Percayalah teman-teman, bahwa apa yang
dilakukan kemarin adalah sebuah bentuk euphoria
yang menyenangkan. Aku pun ikut dalam euphoria
itu, walau tidak berpolitik tapi bermain “provokasi” dengan nyinyir sana-sini. Tidak hanya
teman-teman, media pun mempunyai euphoria-nya
sendiri. Semua media melakukannya, baik media konvensional, media online atau media dalam kotak kecil
canggih yang kalian pegang.
Kerisauan ini berangkat dari beberapa tanggapan
teman-teman terhadap koverasi media dan tanggapan publik yang muncul terhadap
aksi kemarin.
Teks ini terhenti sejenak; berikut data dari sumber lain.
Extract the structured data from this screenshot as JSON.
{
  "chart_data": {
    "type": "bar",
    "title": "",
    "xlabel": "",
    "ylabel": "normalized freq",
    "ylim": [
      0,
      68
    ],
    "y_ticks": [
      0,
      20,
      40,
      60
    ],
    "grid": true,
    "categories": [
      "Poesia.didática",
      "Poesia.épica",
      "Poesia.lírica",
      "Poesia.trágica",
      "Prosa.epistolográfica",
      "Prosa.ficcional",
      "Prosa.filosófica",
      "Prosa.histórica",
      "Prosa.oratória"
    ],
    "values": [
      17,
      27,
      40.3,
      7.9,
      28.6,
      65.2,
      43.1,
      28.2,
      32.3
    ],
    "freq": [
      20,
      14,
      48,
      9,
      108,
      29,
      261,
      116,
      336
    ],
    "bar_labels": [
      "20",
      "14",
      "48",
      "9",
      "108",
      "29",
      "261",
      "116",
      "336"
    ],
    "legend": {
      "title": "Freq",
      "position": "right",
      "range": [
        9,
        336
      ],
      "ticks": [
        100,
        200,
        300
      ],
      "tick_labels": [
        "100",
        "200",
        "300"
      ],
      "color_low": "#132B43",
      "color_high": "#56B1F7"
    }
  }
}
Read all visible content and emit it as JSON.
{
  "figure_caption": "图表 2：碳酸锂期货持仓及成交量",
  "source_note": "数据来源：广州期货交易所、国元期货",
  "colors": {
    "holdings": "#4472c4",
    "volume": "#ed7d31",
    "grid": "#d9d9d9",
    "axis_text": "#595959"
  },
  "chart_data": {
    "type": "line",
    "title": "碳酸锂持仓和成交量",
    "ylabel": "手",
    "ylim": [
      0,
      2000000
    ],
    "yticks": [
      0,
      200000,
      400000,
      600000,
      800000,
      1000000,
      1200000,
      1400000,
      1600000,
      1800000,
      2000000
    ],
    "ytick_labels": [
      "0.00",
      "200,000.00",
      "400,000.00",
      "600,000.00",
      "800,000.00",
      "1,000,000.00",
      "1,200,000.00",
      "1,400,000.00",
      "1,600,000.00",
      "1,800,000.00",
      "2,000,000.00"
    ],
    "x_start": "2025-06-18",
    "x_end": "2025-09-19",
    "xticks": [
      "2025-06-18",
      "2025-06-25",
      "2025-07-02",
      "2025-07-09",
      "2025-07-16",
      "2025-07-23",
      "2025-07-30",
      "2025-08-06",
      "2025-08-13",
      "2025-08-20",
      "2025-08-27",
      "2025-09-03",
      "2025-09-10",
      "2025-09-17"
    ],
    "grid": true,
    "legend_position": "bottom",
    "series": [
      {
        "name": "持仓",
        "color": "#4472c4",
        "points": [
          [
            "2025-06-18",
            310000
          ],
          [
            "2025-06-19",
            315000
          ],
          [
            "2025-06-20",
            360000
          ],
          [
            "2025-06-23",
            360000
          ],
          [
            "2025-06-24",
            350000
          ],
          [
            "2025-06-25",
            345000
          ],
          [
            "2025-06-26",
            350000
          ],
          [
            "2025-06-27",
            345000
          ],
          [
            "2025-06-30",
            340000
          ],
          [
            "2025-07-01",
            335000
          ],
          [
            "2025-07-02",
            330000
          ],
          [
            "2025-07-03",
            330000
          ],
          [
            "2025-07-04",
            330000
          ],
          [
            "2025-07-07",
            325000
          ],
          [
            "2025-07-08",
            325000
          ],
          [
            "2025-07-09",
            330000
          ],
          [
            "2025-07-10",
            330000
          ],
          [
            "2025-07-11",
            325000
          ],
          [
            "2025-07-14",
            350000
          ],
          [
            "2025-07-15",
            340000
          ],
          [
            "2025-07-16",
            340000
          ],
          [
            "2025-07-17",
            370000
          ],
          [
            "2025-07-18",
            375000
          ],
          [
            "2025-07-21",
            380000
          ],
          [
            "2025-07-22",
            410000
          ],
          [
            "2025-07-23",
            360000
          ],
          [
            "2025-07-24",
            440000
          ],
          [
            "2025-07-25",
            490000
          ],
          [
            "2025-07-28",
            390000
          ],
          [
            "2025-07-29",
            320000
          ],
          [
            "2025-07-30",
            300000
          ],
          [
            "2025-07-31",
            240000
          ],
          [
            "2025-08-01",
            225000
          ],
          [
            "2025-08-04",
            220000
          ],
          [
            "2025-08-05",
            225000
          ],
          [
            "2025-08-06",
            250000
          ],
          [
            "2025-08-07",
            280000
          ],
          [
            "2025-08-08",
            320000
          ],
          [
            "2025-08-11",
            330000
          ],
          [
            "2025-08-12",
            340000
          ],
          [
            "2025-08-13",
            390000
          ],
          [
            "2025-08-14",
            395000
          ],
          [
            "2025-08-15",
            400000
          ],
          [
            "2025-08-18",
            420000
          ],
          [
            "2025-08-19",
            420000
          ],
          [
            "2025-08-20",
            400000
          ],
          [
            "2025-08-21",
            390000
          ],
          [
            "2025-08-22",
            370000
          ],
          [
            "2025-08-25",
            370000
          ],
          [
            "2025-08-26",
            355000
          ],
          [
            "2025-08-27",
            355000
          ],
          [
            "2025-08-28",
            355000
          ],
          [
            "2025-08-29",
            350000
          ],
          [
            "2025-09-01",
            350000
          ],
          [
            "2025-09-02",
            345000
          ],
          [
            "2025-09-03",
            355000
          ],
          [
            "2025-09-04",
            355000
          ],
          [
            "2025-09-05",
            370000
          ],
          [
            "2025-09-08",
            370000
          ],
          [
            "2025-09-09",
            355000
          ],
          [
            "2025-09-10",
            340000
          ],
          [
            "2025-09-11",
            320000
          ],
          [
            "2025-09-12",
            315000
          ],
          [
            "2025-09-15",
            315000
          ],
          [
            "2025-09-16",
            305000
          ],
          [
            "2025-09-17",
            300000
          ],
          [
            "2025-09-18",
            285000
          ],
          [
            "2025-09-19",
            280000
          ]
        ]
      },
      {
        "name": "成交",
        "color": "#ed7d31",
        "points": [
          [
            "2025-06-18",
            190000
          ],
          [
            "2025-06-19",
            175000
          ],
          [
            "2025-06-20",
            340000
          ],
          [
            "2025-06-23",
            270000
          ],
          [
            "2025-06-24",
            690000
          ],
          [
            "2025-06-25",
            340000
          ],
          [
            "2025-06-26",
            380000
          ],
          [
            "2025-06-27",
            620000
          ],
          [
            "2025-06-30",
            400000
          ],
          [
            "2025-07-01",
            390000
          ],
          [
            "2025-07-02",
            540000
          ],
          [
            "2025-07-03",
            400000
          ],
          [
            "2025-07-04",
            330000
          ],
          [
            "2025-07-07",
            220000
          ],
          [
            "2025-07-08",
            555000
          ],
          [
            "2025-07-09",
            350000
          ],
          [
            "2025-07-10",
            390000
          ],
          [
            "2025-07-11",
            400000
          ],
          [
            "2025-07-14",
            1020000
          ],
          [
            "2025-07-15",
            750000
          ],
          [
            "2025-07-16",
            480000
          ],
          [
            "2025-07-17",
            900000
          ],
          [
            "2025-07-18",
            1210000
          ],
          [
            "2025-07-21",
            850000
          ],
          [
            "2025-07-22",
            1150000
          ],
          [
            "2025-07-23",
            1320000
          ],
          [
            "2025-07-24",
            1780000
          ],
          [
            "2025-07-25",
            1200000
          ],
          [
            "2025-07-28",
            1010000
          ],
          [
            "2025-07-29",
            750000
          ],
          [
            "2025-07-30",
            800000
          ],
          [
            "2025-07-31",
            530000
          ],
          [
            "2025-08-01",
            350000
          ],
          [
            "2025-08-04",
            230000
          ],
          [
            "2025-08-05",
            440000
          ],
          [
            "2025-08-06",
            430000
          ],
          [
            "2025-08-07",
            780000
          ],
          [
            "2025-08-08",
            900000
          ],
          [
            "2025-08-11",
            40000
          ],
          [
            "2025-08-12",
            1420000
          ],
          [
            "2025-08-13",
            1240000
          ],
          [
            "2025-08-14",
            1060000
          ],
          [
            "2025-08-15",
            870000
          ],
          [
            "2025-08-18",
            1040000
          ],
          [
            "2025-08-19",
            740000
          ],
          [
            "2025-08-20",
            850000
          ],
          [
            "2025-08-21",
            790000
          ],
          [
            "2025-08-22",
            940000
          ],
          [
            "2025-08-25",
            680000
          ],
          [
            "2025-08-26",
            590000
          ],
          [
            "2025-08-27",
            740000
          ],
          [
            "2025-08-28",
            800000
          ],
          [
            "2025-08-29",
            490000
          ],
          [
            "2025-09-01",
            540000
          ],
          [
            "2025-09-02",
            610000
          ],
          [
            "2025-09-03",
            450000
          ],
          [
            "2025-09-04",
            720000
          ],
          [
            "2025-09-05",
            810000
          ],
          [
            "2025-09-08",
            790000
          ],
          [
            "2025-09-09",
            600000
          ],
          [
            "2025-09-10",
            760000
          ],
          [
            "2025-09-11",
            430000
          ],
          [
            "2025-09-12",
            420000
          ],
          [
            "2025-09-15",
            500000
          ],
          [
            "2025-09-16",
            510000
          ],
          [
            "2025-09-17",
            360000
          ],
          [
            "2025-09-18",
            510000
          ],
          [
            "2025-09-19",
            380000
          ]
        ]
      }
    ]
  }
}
Untuk memahami fenomena itu, mari kita berangkat dari titik besar
bernama media massa dan nilai berita. Mondry menjelaskan media massa adalah
media informasi yang terkait dengan masyarakat, digunakan untuk berhubungan
dengan khalayak (masyarakat) secara umum, dikelola secara professional dan
bertujuan mencari keuntungan. Dari penjelasan Mondry ini, dan juga fungsi media
massa yang dijelaskan McQuail yang memiliki 5 fungsi sebagai informasi,
korelasi, kesinambungan, hiburan dan mobilisasi, media tidak hanya berdiri
sebagai institusi penyebar informasi namun juga institusi ekonomi. Sebagai
institusi penyebar informasi dan institusi ekonomi, yang menjadikan media punya
dua perspektif berkebalikan, ideal dan praktis. Hal ini yang secara tidak
langsung menjadikan informasi sebagai barang “jualan” media massa untuk meraih
keuntungan.
Informasi yang menjadi barang “jualan” media
massa ini digabungkan dengan sebuah aktivitas jurnalistik yang menggabungkan
informasi dengan data, reportase lapangan, wawancara atau studi pustaka terhadap
sebuah fenomena yang terjadi, menjadikan hal itu berkualitas dan terpercaya. Hasil
dari aktivitas jurnalistik ini, jika dalam logika media massa, akan menjadi
berita yang kita akses. Saat berbicara berita tentu saja berbicara mengenai
nilai sebuah berita. Nilai berita ini yang menjadi saringan utama yang
menentukan fenomena atau informasi tertentu layak atau tidak untuk
dipublikasikan oleh media. Nilai berita ini menjadi hal yang penting, karena
media tidak hanya berbicara mengenai aku-kamu, Kampus Biru atau Jogja tapi
seluruh Indonesia. Nilai berita ini juga yang secara praktis dan ekonomi
menentukan nilai jual bagi media massa.
Jika boleh jujur, beberapa isu yang diangkat
kemarin adalah sebuah isu internal Kampus Biru. Oke, memang ada common topic yang dirasakan beberapa
universitas di Indonesia, sudah jadi isu bersama sejak lama. Lalu, ada situasi
dimana pembesar kampus membuat itu menjadi sebuah isu eksternal melalui siaran
langsung dan rerun stasiun radio
lokal. Hal ini membawa dua efek, beruntung dan tidak. Beruntungnya, membuat
banyak orang tiba-tiba aware terhadap
aksi yang akan kita lakukan sekaligus mengajak semakin banyak teman kita ikut
serta. Memunculkan isu ini menjadi isu bersama, isu publik. Tidak beruntungnya,
isu internal yang tiba-tiba menjadi isu eksternal ini membuat publik atau
masyarakat menerima informasi yang parsial, setengah-setengah dipahami. Membuat
munculnya komentar-komentar tidak sedap atas aksi kita.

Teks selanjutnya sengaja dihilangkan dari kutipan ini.